Archive for May, 2013

It’s been a busy couple of weeks for me, both on the home front, at work (some more writing amongst other things) and in my volunteering capacity as Vice-Chair of the local Canada Green Building Council Chapter.

I’ve spent some time in the back yard this spring. I’ll be honest, it started with merely trying to repair damage to the grass caused by man’s best friend over the winter. I bought some topsoil, some seed, and started watering and looking at the forecast to see when I didn’t need to water.

This went fairly well, as I’ve now got some baby grass sprouts returning to the bare areas. This came as a surprise for me, because I’ve never been able to keep a plant alive. Encouraged, I decided I want to grow some tomatoes and maybe some peppers. My son added raspberries to the list, so now it’s a full-blown project.
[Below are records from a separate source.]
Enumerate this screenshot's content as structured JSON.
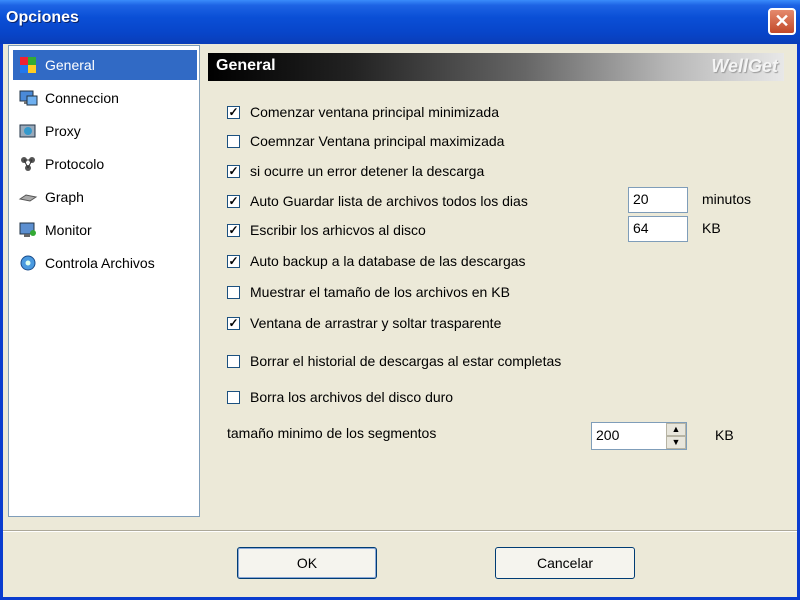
{
  "window": {
    "title": "Opciones",
    "close_label": "✕"
  },
  "sidebar": {
    "items": [
      {
        "label": "General",
        "icon": "general-icon",
        "selected": true
      },
      {
        "label": "Conneccion",
        "icon": "connection-icon",
        "selected": false
      },
      {
        "label": "Proxy",
        "icon": "proxy-icon",
        "selected": false
      },
      {
        "label": "Protocolo",
        "icon": "protocol-icon",
        "selected": false
      },
      {
        "label": "Graph",
        "icon": "graph-icon",
        "selected": false
      },
      {
        "label": "Monitor",
        "icon": "monitor-icon",
        "selected": false
      },
      {
        "label": "Controla Archivos",
        "icon": "file-control-icon",
        "selected": false
      }
    ]
  },
  "panel": {
    "title": "General",
    "brand": "WellGet",
    "options": [
      {
        "label": "Comenzar ventana principal minimizada",
        "checked": true
      },
      {
        "label": "Coemnzar Ventana principal maximizada",
        "checked": false
      },
      {
        "label": "si ocurre un error detener la descarga",
        "checked": true
      },
      {
        "label": "Auto Guardar lista de archivos todos los dias",
        "checked": true
      },
      {
        "label": "Escribir los arhicvos al disco",
        "checked": true
      },
      {
        "label": "Auto backup a la database de las descargas",
        "checked": true
      },
      {
        "label": "Muestrar el tamaño de los archivos en KB",
        "checked": false
      },
      {
        "label": "Ventana de arrastrar y soltar trasparente",
        "checked": true
      },
      {
        "label": "Borrar el historial de descargas al estar completas",
        "checked": false
      },
      {
        "label": "Borra los archivos del disco duro",
        "checked": false
      }
    ],
    "autosave_value": "20",
    "autosave_unit": "minutos",
    "write_value": "64",
    "write_unit": "KB",
    "segment_label": "tamaño minimo de los segmentos",
    "segment_value": "200",
    "segment_unit": "KB"
  },
  "buttons": {
    "ok": "OK",
    "cancel": "Cancelar"
  },
  "colors": {
    "selection": "#316ac5",
    "titlebar": "#0a4fd6",
    "face": "#ece9d8"
  }
}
After googling “how to grow tomatoes for dummies”, I decided that I’ve only got one location good enough to try this, along the fence. My backyard is on the north side of the house, and features a giant pine on one corner and an oak on the other, so there is a LOT of shade. I’m also dubious as to soil quality, particularly under the pine. Cedars line my neighbours fence, enclosing the yard nicely. A plan forms – build a raised bed, get some compost soil, and a rain barrel to stop using potable water for my backyard project.

A trip to my father-in-law’s and some pleading results in a trip to a City of Toronto compost station and an F-150 full of compost. Soil problem solved.

The home builder was nice enough to leave a pile of extra bricks under the deck, so these have been appropriated to act as walls for the bed. Some rebar pushed into the soil should keep the bed stable. A mason would mock my build quality, but it’ll do. Total cost so far – <$10 for coffees on the drive for compost and an IOU to my father-in-law.


Finally, my rain barrel. Home Depot’s options seemed just a little too pricey, so I started looking through the classifieds, and found, who partners with non-profits to raise funds through truck-load rain barrel sales. For $65, I picked up a barrel, filter, downspout diverter, spigot and overflow hose. Now it’s just a matter of waiting to see how much rain will make it into that downspout.

We’ve now planted a couple of transplanted of raspberry bushes and the tomato plants are next.

Most of my other posts have been focused on energy in one way or another, for transportation, home or commercial use. It’s where the majority of my experience lies, although water use and efficiency is related, particularly with green buildings. With this project, I hope to grow some food for our table, teach my son something, while seeing how much water I can actually capture from the roof. I have a second barrel for the front yard, or possibly to add in series to the first.

I won’t pretend to be single-handedly saving Toronto’s storm drains or keeping Lake Ontario full with my 55 gallon rain barrel, but it can’t hurt can it? Canadians are amongst the worst per capita users of water in the world, with residential use averaging 327 litres per person, per day. We don’t need to be.

I will update this post when I succeed (silence will mean I don’t want to admit that I really can’t grow a plant to save my life).

I’m already anticipating those tomatoes and raspberries – and to proving that I can do it with as little potable water as possible.